To agree with J-rod, I'm pretty sure that Cohos only have spots on the top of the tail, and steel and kings have spots on the whole thing. We caught all three on a trip up north this fall and my buddies were putting steel on the stringer thinking they were coho. When I went to put one of my coho on their stringer and put a chrome salmon next to a chrome trout, it was hard to tell a t a glance but when we compared the fish together, the spots on the tail was the easiest way for me to tell. 
I should be Fishing,
PETE


----------



## REG (Oct 25, 2002)

I have to agree with Quest. The bottom fish on the middle pic is a coho.
It is hard to make out spots (or not) on the tail, but:
1) It looks like a bit of dark grey on the inside edge of the mouth.
2) The date and what appears to be rose mottled coloration
3) Fungal patch on the belly seems to be more common with fish on their spawning run.
4) The bit longer anal fin. I believe that cohos have a few more rays in the anal fin.
5) What's that white on the anal fin and tail?


----------



## mdj (Oct 1, 2005)

Bottom fish, middle pic, definitely a ho!


----------



## ausable_steelhead (Sep 30, 2002)

The bottom fish in the middle looks like a smaller male steelhead with light spotting. You can see spots all over the whole tail if you look closely. This should help the debate, a male and female coho from last week:


----------



## Flyfisher (Oct 1, 2002)

ausable_steelhead said:


> The bottom fish in the middle looks like a smaller male steelhead with light spotting. You can see spots all over the whole tail if you look closely.
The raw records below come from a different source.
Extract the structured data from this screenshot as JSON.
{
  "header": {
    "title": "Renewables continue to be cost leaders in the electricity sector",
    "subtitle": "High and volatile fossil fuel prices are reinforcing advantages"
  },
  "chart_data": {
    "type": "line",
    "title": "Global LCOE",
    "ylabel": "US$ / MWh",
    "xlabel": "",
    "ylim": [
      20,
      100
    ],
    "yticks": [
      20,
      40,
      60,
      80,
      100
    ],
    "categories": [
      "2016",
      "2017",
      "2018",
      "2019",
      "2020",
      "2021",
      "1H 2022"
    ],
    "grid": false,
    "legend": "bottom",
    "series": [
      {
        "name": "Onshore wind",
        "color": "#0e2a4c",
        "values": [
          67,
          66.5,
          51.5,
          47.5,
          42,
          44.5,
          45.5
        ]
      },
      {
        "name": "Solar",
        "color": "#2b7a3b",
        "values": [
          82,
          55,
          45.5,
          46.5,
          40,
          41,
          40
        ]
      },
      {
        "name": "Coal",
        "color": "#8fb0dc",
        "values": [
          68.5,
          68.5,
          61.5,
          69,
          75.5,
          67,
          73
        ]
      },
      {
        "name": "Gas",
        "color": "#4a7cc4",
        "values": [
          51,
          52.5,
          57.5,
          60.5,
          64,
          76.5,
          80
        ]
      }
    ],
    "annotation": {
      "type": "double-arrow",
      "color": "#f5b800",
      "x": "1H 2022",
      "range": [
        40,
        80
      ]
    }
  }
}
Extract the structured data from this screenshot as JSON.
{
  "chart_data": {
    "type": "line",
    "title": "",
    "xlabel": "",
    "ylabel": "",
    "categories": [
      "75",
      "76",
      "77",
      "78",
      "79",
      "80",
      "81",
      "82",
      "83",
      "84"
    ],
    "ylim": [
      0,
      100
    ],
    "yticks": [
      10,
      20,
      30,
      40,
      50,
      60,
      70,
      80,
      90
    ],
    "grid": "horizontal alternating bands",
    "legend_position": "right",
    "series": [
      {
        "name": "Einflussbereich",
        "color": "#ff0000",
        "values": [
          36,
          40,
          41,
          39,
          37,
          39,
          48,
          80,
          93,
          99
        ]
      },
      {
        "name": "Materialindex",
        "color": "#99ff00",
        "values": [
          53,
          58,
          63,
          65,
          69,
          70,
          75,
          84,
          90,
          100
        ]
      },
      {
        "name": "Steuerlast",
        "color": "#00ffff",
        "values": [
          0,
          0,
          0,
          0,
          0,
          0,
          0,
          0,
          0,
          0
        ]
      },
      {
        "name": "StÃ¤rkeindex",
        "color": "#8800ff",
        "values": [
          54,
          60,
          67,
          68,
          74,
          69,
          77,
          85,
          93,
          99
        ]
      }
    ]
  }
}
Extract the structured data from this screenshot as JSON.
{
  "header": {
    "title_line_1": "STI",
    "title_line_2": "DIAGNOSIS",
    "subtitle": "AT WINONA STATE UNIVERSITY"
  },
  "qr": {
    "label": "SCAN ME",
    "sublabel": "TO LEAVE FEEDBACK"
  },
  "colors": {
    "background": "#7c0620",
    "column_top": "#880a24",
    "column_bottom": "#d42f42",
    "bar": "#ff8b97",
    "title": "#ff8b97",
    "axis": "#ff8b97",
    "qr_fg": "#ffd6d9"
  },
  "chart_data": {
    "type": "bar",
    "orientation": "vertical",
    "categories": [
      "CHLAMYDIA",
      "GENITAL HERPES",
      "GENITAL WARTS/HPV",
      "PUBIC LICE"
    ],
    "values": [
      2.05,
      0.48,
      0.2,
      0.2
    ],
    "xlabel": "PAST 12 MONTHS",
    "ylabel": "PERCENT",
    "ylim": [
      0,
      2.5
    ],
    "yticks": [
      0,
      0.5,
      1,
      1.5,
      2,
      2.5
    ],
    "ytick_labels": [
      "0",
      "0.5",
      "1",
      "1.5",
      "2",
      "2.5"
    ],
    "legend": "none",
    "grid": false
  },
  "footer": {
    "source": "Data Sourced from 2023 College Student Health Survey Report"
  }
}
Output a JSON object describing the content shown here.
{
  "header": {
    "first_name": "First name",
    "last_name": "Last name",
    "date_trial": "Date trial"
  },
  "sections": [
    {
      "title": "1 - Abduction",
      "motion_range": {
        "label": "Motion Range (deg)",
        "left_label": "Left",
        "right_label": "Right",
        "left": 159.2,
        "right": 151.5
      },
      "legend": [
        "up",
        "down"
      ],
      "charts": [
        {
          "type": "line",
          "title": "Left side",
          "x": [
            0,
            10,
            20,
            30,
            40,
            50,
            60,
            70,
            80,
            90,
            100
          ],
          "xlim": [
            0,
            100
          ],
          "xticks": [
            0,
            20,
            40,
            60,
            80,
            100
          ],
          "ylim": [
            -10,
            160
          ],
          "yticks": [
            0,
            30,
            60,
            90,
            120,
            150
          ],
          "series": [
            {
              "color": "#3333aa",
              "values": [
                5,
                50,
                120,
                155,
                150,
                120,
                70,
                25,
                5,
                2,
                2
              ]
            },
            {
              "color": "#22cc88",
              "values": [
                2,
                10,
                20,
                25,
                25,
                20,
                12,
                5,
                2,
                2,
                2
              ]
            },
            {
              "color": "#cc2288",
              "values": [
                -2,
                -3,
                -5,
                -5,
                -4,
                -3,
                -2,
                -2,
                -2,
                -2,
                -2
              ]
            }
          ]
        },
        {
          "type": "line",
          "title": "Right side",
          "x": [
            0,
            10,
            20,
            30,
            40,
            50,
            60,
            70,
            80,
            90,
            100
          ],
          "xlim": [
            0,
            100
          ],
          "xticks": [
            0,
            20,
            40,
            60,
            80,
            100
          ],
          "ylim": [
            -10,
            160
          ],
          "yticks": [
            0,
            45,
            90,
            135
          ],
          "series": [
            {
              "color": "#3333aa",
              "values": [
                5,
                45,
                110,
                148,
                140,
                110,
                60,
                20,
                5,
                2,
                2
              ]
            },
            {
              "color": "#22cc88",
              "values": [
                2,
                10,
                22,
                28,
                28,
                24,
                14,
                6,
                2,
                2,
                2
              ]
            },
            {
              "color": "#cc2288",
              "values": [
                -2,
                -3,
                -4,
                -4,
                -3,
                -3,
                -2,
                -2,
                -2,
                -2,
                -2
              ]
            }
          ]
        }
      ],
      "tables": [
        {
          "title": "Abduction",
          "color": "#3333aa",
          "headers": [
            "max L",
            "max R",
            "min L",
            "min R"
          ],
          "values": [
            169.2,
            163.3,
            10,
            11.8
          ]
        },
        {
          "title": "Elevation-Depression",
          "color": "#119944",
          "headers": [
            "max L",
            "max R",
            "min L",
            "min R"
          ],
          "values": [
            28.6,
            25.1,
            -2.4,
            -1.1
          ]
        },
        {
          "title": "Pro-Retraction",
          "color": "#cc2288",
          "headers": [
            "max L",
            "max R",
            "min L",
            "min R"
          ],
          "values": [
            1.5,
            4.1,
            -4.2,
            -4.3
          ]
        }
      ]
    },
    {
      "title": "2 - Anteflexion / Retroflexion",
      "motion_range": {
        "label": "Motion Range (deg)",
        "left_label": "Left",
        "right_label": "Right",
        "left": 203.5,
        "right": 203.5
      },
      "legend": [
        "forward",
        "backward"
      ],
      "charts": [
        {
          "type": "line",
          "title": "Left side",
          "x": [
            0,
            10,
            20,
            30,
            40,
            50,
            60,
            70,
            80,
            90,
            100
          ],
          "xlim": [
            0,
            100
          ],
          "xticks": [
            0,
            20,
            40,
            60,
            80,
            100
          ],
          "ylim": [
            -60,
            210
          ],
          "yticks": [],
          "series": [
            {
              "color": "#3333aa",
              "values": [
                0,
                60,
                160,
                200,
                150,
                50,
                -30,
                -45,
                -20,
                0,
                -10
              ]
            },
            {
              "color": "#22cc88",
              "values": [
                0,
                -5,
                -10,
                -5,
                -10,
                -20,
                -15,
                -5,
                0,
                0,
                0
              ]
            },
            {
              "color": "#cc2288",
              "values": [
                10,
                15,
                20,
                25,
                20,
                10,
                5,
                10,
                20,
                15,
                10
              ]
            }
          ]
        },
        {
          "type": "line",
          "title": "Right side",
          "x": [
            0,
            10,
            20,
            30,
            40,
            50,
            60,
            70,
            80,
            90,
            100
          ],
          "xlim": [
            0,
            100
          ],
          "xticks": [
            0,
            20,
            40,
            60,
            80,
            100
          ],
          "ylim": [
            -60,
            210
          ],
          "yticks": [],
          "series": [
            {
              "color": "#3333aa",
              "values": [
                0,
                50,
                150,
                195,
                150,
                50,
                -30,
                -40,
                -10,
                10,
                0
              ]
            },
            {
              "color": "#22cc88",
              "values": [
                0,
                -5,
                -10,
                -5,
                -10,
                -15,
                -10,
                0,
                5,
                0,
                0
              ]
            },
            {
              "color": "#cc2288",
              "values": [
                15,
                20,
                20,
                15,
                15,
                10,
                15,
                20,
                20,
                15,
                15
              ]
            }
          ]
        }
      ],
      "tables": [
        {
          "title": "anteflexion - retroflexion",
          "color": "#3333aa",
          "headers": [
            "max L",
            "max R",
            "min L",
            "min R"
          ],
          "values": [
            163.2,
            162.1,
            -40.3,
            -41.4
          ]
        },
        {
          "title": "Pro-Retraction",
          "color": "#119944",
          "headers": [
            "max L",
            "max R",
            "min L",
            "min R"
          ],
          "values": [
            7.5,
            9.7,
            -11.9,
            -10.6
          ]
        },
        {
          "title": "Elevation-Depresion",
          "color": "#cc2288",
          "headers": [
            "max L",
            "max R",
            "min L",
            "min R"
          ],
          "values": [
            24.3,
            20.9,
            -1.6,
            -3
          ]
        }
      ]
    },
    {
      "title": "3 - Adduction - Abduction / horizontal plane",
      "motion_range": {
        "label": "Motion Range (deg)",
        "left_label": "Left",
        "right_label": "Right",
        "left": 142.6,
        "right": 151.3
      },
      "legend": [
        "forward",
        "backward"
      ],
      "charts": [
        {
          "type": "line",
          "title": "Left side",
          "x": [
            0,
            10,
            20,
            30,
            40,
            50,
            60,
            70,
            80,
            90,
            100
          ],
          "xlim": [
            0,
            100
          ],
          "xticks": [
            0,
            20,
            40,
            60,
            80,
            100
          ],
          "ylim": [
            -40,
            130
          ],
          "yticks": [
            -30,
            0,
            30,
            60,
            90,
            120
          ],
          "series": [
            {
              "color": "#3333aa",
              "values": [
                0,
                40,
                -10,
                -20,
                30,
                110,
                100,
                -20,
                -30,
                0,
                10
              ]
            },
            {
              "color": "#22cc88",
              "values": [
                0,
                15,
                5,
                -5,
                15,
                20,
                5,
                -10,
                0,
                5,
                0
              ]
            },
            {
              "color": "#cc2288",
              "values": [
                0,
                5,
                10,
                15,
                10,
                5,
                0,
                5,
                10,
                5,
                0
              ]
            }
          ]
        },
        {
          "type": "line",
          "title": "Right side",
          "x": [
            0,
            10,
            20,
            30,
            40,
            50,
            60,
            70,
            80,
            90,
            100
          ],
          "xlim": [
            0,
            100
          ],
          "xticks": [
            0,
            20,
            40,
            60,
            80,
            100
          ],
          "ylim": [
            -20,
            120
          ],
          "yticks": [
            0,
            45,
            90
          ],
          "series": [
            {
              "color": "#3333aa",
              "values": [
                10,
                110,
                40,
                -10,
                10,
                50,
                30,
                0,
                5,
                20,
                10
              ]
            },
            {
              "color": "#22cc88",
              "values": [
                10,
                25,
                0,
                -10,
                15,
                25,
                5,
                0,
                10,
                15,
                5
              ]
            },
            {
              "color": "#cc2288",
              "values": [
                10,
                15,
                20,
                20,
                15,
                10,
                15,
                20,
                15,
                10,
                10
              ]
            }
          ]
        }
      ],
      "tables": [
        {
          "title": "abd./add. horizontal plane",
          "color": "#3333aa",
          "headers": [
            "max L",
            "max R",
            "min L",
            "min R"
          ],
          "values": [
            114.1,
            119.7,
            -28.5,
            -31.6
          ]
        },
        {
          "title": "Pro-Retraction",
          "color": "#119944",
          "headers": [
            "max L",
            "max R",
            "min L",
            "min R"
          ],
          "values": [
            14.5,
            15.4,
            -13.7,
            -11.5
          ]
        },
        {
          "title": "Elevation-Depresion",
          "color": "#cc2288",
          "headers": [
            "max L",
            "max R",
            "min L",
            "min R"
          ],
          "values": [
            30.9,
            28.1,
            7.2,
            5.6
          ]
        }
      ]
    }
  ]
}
I agree, both fish in the middle pic are steelhead!

Spots on entire tail=steelhead or king
Spots on top of tail=coho

Case closed...


----------



## fishman210 (Jan 10, 2008)

both fish in the middle pic are steelhead. this year i couldnt buy a coho that big. all cohos that we caught up by portland this year were all around 15 to 20" nothing over and even a few that were too small to even keep. they both put on a spectacular leeping show and there were no salmon in the area when i caught them. the male could of been a summer run but i doubt it. and the female was not. she had gold inside her . those were just 2 of the 4 we landed that day.


----------



## gomer (Dec 30, 2000)

> the male could of been a summer run but i doubt it. and the female was not. she had gold inside her


Summer runs should still have "gold" in them. They usually dont start spawning till Jan/Feb at the earliest.


----------



## Flyfisher (Oct 1, 2002)

gomer said:


> Summer runs should still have "gold" in them. They usually dont start spawning till Jan/Feb at the earliest.


I first suggested they were summer-run fish based on how "colored up" they were for October and the long slender body. And Gomer is right, although the summer fish start ascending the rivers in June, they usually hold off spawning until winter.


----------



## Steelheadfred (May 4, 2004)

I agree both are steelhead. As gomer and Rick point out, spots all over the tail.


----------



## thousandcasts (Jan 22, 2002)

Damn, you Clydes are still debating this? This debate should've ended two pages ago when 'ol Hutch here decreed that they were both steelhead. :lol:


----------



## steelieagw81 (Jun 19, 2008)

steelhead and fresh coho dont hqve much a different taste but a good indicator is the tail square tail=steelie fan tail=salmon


----------